18. Notification on reaching the Maximum Deferred Dmount

Thirty days notice must be given to service users as to when the maximum amount of the Deferred Payment is likely to be reached. The Council will identify this during the six monthly statement and advise accordingly.

Within the six months prior to the service user reaching the maximum deferred amount, officers should discuss with the service user the cost of care, in particular what may happen to any top ups or the need to consider movement to another care home / room if they are unable to make other arrangements.

19. Terminating the Deferred Payment: Sale of Property before Death

If the service user has placed the property for sale from admission or chooses to sell at a subsequent date the accrued debt must be repaid upon the sale in order to remove the charge.

Service users must give 30 days’ notice in writing in advance of terminating the agreement on account of a sale of the property.

The actual sale price should be used final calculation of the debt. At that point the date the authority is due to assist funding the placement will be identified.

20. Terminating the deferred payment – sale of property after Death

The Deferred Payment debt should be added to any other debt which is attributable to the placement.

Any executor of the estate should be notified of the actual or provisional debt, 14 days after the death. At this stage, the approximate value of the estate should be requested to confirm previous financial assessment declarations. Officers should also explain in writing that the debt is due from 90 days after death.

Where not already notified, the final debt should be confirmed in writing no later than four weeks after death.

If the debt has not been cleared within four weeks of the expiry of the 90 day period a reminder should be sent confirming the rate of growth of the debt and querying when payment can be expected. If no response is received the Council’s debt policy will be followed.

20.1 Calculating the Interest

The interest rate able to be charged is that as detailed in the Care and Support (Assessment) Regulations 2014.

21. Removing the Charge

Bedford Borough Council’s Finance Team will advise Legal Services of any discharge of the debt. Legal Services will then arrange for removal of the charge or give an undertaking to the service user or his or her legal representatives to this effect.

22. Continuing Healthcare

The Deferred Payment Agreement does not cease simply because Continuing Health Care funding is awarded. Where this is the case, the debt will be frozen though interest will continue to accrue until discharge of the debt. See Continuing Healthcare (NHS).

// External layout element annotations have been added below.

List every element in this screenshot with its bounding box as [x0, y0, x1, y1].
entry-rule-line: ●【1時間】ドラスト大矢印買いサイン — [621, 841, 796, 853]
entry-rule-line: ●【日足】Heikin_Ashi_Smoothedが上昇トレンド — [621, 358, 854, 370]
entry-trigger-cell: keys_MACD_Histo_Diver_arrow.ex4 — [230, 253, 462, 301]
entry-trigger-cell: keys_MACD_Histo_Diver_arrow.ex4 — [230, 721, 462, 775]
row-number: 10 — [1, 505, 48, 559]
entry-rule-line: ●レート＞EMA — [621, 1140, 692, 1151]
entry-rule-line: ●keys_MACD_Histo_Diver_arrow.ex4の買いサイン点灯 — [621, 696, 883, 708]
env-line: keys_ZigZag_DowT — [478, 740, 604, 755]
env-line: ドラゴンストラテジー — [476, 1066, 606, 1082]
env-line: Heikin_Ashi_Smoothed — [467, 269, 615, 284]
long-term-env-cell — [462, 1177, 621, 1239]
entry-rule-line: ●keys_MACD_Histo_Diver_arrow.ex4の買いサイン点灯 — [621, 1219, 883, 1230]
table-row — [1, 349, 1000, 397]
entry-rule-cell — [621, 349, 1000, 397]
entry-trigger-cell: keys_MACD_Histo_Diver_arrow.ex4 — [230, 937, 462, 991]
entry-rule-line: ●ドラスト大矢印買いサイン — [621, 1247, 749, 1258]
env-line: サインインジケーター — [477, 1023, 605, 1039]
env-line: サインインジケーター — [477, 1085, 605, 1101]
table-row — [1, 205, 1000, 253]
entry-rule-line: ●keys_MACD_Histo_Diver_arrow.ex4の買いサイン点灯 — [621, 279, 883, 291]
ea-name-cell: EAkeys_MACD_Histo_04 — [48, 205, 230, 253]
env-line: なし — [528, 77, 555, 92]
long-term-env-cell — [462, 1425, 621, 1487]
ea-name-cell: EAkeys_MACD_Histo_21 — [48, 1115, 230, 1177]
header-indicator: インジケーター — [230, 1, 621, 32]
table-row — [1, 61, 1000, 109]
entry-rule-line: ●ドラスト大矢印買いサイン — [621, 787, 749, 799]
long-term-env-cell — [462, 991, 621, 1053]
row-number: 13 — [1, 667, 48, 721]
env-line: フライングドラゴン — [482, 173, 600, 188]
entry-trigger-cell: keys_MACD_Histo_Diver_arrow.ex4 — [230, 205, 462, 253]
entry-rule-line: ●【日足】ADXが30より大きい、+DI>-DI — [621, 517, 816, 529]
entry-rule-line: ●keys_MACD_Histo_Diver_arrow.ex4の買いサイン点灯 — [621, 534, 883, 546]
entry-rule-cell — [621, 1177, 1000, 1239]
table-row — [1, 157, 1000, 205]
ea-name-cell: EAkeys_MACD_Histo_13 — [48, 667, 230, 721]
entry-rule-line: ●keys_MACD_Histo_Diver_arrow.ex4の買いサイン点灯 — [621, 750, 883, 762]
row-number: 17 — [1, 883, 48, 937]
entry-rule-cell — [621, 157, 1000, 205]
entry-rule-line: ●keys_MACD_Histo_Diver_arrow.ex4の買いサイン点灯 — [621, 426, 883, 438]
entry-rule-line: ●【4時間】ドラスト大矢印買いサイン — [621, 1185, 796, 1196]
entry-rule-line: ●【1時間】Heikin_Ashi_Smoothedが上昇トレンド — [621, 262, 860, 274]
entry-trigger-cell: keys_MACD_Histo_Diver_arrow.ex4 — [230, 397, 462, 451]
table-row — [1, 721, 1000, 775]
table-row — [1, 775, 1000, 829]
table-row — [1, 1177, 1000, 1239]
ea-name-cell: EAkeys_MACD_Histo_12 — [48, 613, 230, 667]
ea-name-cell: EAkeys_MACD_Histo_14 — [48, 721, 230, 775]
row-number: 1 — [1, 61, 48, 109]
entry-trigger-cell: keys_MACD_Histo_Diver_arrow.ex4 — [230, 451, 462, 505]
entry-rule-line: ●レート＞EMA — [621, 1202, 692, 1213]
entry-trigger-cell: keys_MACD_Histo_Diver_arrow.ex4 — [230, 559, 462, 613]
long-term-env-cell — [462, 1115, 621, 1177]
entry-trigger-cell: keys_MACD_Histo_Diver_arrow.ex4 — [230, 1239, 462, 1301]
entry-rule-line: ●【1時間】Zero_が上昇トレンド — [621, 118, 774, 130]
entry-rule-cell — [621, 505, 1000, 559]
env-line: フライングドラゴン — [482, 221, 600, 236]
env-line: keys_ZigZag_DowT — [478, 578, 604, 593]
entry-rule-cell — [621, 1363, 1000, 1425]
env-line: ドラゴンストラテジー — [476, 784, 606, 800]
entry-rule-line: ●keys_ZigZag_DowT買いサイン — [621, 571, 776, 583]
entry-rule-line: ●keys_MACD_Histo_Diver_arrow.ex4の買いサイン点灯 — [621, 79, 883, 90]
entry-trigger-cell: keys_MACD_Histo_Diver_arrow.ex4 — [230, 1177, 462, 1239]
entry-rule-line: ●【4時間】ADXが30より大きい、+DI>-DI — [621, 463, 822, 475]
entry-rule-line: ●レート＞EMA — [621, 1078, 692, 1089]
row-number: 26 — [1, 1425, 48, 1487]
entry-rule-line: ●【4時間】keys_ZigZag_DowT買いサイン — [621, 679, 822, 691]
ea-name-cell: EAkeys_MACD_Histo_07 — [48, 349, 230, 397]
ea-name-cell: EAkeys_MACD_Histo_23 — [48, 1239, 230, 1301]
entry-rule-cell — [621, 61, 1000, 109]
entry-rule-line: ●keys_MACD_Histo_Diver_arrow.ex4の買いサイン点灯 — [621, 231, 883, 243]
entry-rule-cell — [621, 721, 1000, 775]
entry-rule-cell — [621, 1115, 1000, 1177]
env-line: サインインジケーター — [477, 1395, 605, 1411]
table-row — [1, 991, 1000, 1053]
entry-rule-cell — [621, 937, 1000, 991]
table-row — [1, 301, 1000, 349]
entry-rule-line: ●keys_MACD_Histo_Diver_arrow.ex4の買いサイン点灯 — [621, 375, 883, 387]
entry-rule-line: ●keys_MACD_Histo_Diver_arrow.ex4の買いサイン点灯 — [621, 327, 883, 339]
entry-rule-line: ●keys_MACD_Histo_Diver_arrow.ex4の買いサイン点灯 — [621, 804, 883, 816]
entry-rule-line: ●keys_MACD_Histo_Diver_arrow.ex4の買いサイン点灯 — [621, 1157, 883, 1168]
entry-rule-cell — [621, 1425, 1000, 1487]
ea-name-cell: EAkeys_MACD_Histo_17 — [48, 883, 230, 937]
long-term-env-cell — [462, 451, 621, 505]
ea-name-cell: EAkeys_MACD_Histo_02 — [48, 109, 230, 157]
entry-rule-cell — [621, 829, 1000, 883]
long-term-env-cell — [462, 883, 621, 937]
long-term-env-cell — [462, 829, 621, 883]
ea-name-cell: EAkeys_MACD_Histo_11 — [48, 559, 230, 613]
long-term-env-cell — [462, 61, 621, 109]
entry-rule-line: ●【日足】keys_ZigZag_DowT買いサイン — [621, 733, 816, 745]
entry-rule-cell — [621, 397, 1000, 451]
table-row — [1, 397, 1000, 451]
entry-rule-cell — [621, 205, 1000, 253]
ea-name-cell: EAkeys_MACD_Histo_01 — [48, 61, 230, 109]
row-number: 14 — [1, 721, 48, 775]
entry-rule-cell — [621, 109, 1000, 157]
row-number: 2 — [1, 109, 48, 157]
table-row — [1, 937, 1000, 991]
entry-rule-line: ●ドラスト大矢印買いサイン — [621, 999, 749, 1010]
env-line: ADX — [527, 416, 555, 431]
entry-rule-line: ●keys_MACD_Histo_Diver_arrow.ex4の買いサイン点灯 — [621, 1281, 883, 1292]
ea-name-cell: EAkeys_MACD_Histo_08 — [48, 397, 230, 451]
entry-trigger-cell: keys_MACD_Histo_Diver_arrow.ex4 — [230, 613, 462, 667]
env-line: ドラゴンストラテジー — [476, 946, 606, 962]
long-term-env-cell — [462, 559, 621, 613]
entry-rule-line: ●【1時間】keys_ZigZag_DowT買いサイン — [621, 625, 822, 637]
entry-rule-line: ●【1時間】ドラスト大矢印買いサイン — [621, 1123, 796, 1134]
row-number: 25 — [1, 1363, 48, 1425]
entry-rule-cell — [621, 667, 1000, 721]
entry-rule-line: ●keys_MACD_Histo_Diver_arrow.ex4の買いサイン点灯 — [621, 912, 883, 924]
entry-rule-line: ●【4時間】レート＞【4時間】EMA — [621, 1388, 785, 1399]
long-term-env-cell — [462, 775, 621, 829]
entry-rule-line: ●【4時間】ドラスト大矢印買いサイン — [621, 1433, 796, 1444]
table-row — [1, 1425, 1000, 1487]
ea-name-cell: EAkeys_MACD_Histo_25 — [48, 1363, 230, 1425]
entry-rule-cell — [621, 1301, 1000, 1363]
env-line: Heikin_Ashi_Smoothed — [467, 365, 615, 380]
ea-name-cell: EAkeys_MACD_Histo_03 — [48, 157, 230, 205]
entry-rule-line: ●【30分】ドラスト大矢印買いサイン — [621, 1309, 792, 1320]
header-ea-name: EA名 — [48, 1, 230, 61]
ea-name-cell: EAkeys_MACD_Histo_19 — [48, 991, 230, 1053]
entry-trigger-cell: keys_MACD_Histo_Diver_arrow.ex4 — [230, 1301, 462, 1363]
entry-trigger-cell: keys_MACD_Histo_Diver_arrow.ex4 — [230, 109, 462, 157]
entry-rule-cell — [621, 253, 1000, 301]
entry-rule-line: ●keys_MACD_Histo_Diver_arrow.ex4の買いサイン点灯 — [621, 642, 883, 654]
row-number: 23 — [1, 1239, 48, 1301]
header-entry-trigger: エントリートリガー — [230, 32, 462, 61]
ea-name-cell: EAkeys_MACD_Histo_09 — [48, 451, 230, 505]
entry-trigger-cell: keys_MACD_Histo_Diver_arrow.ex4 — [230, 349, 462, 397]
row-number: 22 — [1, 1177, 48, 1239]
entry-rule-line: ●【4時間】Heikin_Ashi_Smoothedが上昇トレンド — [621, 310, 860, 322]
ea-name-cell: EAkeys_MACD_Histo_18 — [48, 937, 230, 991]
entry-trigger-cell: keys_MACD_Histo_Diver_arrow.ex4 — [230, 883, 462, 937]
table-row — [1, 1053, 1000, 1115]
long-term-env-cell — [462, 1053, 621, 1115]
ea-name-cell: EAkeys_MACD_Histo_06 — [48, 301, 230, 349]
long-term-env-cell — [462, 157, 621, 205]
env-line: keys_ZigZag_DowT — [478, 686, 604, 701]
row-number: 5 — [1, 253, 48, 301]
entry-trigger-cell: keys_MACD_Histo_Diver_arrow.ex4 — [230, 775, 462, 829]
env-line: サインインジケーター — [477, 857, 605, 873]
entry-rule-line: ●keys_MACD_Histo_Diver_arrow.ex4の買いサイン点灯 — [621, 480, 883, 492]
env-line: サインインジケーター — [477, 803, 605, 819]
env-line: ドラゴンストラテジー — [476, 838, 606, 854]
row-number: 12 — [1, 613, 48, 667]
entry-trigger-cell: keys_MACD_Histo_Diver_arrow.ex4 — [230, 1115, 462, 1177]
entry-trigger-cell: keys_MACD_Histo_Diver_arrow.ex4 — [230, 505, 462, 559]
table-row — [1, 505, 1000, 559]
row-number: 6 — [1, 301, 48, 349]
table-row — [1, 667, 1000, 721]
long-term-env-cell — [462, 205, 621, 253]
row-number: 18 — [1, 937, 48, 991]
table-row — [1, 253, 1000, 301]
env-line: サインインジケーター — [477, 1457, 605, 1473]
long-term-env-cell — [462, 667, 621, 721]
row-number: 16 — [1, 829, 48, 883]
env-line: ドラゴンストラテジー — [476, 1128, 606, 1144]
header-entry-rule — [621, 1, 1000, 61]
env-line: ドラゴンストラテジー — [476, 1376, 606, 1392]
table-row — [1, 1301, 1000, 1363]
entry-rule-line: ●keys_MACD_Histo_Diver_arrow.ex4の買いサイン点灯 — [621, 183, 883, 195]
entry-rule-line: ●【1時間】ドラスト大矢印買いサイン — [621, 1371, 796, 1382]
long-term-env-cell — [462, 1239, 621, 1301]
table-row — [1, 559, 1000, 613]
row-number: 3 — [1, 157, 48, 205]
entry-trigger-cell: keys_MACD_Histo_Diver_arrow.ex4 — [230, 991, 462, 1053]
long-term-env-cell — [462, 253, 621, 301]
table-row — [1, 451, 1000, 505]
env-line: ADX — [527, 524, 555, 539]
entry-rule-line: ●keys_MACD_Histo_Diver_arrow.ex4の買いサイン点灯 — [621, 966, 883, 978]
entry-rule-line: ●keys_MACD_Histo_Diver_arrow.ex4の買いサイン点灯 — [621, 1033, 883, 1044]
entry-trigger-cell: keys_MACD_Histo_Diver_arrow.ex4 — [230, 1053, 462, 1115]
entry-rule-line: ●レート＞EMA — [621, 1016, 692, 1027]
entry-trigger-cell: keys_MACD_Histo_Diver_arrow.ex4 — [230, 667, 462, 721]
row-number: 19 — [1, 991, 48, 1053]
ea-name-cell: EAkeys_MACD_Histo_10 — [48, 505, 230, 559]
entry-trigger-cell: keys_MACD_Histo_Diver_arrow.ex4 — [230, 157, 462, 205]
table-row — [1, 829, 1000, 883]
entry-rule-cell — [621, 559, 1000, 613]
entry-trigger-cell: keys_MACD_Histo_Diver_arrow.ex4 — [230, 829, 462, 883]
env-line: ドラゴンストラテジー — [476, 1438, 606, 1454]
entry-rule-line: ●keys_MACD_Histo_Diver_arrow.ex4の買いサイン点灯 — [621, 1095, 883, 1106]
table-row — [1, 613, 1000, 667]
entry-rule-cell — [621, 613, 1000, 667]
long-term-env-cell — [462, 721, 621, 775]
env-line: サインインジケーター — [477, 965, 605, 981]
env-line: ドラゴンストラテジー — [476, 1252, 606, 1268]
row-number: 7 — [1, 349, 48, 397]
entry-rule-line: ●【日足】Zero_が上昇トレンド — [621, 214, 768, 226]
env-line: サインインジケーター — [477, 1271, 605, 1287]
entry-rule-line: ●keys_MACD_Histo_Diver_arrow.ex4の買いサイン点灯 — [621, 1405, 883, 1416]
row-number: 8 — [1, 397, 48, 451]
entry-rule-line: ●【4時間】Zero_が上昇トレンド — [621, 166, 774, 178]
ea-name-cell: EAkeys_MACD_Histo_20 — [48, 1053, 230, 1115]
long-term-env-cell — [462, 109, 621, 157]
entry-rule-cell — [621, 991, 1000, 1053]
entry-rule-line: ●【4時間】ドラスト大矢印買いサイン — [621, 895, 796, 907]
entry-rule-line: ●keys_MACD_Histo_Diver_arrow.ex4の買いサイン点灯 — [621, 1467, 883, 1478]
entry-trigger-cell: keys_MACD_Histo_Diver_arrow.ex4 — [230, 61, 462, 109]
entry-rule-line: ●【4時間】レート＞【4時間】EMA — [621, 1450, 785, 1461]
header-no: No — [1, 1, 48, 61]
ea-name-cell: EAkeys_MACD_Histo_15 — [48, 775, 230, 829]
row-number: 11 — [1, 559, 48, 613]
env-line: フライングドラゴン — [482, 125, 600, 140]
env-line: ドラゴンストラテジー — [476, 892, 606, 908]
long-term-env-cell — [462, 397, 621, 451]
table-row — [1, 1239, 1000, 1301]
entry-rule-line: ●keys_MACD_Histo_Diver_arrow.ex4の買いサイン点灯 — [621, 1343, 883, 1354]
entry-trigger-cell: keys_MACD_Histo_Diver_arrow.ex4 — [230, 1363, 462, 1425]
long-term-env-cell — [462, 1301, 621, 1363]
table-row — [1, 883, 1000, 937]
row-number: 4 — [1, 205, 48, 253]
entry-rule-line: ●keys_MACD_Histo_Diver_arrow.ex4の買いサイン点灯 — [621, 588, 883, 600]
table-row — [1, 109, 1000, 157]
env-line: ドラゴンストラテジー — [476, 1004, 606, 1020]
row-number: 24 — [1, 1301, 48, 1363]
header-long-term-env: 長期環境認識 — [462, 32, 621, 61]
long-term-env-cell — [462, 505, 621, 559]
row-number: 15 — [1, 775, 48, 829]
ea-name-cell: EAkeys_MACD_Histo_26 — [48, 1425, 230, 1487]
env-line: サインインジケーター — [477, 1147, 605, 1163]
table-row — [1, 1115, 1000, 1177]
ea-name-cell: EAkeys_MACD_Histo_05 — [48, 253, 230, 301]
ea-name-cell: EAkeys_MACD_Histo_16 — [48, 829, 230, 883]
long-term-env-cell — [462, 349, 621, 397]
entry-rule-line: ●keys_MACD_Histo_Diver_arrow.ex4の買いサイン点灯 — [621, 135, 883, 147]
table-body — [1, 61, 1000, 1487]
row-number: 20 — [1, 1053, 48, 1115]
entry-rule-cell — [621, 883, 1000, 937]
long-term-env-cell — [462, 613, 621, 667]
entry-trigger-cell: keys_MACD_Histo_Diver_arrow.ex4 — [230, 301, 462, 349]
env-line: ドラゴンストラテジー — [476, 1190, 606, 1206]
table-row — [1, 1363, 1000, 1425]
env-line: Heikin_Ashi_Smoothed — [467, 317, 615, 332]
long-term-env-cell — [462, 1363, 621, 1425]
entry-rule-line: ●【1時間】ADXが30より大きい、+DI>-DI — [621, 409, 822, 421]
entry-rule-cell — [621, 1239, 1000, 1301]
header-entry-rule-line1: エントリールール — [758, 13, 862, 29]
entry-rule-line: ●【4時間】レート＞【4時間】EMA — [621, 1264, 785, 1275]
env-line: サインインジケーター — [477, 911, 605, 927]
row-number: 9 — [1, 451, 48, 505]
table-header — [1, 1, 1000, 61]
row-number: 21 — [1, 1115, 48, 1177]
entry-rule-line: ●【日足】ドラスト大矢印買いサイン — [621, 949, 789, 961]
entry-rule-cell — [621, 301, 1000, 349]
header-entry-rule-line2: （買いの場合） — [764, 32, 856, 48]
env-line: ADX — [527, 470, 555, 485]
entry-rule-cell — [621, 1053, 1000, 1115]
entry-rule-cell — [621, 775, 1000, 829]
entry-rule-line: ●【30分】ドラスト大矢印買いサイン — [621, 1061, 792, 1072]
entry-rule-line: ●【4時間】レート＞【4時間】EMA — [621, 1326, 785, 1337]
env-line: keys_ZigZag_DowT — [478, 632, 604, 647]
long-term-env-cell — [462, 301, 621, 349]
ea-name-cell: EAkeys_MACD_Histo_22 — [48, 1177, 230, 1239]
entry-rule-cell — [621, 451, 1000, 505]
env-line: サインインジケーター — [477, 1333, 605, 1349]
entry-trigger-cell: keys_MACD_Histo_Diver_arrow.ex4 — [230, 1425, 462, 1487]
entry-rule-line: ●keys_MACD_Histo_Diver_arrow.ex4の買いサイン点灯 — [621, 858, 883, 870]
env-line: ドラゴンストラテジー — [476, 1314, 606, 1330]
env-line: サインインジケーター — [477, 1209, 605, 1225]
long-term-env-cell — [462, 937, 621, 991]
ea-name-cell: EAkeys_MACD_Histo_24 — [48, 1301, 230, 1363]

Service users may choose to continue to make payments towards the outstanding debt

23. Use of Financial Information and Privacy

Information gathered under this policy will be processed in accordance with the Data Protection Act 2018. This means the information will only be shared with other relevant agencies in accordance with the data protection principles/exemptions or with the written consent of the service users or their legal representative/advocate.

24. Equalities Impact Assessment

An overall equalities impact assessment concerning all policies has been approved by the Adult Services Operational Management Group in conjunction with the Policy and Partnerships Manager and can be found in the policy library.